For the General Electric machine this light was predominantly in the visible region of the electromagnetic spectrum. But with larger, higher energy machines came higher energy radiation, into the X-ray region. In 1956, two American scientists, Diran Tomboulian and Paul Hartman, were granted use of the 320 MeV synchrotron at Cornell University. In addition to confirming the spectral and angular distribution of the light they saw, they carried out the first X-ray spectroscopy study using synchrotron light.
Over the years the number of experiments increased, all using machines built for high energy particle physics. This changed in 1980 when the UK built the world’s first synchrotron dedicated to producing synchrotron light for experiments. For scientists carrying out spectroscopy experiments, the brightness of the light reaching the sample determined the resolving power of the results. For crystallographers, especially those looking at small crystals with large unit cells, high brightness was important to resolve closely spaced diffraction spots. The development of insertion devices provided new opportunities. Insertion devices are arrays of magnets that create a very bright and tuneable beam, with intensity peaks with a wavelength that can be varied by adjusting the field strength.

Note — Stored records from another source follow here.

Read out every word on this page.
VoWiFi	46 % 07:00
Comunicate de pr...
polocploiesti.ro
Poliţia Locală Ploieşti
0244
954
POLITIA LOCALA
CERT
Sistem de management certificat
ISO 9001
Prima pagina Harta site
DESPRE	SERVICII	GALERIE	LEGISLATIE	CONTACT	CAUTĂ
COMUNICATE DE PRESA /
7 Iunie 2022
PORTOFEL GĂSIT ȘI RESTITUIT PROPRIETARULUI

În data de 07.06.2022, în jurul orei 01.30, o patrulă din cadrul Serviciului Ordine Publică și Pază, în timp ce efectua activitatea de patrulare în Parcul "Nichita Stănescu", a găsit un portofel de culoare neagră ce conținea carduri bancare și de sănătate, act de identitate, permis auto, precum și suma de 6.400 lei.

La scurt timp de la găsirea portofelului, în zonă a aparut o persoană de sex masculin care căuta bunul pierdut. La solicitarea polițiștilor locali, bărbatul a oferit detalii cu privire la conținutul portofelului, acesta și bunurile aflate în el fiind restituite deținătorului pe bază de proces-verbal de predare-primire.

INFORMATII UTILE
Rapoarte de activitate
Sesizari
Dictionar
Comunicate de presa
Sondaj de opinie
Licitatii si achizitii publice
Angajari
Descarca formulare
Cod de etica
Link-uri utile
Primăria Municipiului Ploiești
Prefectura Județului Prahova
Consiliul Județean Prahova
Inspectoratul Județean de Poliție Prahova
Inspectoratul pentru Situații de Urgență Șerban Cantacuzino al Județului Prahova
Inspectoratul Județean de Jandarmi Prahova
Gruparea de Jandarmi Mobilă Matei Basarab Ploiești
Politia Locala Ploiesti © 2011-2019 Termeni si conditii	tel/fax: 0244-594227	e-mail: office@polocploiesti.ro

Now there are more than 50 synchrotron light sources around the world, carrying out a huge range of experiments with applications in engineering, biology, materials science, cultural heritage, chemistry, environmental science and many more. Several Nobel prizes have been awarded for research that depended on synchrotron light, most recently Prof Venki Ramakrishnan, joint winner of the 2009 Nobel Prize in Chemistry for his work on the structure of the ribosome. Synchrotrons play a vital role for the global scientific infrastructure, by increasing international collaborations and being truly multidisciplinary. Synchrotrons are here to stay.